By comparison, recent RSL leaders have been more softly spoken, less controversial. At the same time they have become arguably less conservative, anglophile and monarchist (it is some time since anyone was expelled for republicanism); certainly, more restrained, inclusive, bipartisan.

Crews makes no apology for that. "Beating up on governments is really not a very productive endeavour," he says with the acquired patience of a man who still regularly deals with complaints from punters aggrieved over treatment at RSL clubs over which he has no control.

"We have to accept the reality that prime ministers have their attention across a number of areas, many of which didn't exist in the league's early days. The important thing is, if I wish to see the prime minister, I always can."

Despite the advance of the Australian Defence Association, which is run out of Canberra by former soldier Neil James, Crews is confident the league will retain a prominent role in Australian political and military life: inevitably reduced in numbers but not run down. "We've been here for 92 years and we'll be here for another 92. At least. It's not all about sitting back saying, 'Oooh, the community owes us, veterans deserve this, veterans deserve that. There is so much to do." Lest Australians forget.

Amid the general, demography-driven retreat, which Crews concedes is unstoppable, there are some encouraging signs of fightback across all age groups.

Although 28 premises have closed or amalgamated in NSW during the past decade, Graeme Carroll, of the RSL & Services Clubs Association, says RSL clubs are building on a long-standing reputation for being "friendly, safe and excellent value". Some are being reinvented.
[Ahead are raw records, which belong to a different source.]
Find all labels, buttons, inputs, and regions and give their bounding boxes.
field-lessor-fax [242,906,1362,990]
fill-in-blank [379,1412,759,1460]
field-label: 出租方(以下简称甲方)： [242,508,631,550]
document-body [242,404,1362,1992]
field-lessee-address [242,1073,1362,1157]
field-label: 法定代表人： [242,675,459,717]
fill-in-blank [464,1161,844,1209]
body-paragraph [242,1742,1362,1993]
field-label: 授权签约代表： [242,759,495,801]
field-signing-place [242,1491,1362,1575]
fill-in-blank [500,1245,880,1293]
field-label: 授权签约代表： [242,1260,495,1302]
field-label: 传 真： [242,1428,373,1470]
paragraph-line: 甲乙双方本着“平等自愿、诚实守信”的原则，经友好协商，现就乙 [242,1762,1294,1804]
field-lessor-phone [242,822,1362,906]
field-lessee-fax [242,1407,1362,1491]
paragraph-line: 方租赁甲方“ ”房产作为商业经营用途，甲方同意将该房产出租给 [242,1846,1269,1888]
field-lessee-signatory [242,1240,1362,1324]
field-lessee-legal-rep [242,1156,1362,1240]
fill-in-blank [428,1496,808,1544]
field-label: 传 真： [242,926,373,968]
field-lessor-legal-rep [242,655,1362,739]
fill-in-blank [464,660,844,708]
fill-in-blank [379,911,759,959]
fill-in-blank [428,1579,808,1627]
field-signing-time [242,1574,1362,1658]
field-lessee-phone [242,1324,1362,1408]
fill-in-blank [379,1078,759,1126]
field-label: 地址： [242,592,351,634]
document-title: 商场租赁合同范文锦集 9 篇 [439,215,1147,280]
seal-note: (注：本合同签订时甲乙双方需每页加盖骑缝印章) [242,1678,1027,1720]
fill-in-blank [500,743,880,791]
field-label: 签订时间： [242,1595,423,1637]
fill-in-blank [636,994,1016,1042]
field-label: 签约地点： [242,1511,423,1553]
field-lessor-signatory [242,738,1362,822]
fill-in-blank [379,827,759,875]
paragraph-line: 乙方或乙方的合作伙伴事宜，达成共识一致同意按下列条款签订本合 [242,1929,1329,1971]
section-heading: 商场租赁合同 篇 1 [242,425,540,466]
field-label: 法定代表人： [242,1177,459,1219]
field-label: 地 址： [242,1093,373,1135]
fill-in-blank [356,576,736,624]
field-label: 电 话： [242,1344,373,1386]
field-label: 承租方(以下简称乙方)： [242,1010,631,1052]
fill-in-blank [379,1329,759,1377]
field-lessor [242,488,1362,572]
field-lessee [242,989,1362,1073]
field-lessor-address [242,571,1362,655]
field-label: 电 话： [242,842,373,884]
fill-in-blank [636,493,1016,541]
The ambitious Castle Hill now provides a gym and swimming pool. Club Katoomba has been repackaged as Katoomba RSL, a name that chief executive David Cassidy says resonates strongly both with national and international visitors.

And as Don Rowe points out, the RSL brand (motto: "The price of liberty is eternal vigilance") has never deterred big names, big crowds from flocking to Rooty Hill, the "Las Vegas of the west".

Similarly, RSL state and sub-branches are working hard to recruit new members to replace an annual exodus of several thousand a year. Leading the charge are existing members such as Darren McManus-Smith. A former paratrooper, he positively bristles at the suggestion that the sun has set on the league. Spared the diplomatic niceties now demanded of senior officials, he says, "It's a lot of bloody nonsense."

He points to the strength of his local RSL sub-branch of South Lake Macquarie. It has about 300 members, a third of them serving personnel, drawn from army, navy and air force, and from service in the last world war, Korea, Malaya and Borneo, Vietnam, Namibia, Afghanistan, Iraq, East Timor and Somalia.

"OK, our demographics are against us, but who wants another frigging war to boost the numbers?" says McManus-Smith, who is what used to be called the RSL state recruitment officer - a title recently abandoned because it sounded "too martial".

He now leads the mobile information team, setting up shop, flying the flag, banging the drum, not just at official resettlement or "transitional" seminars but at events such as the Maitland steam engine rally, the Bowral tulip festival and the Nowra air show.

It's paying off, too. "Some people have still got the shits with us, but we're pumping along."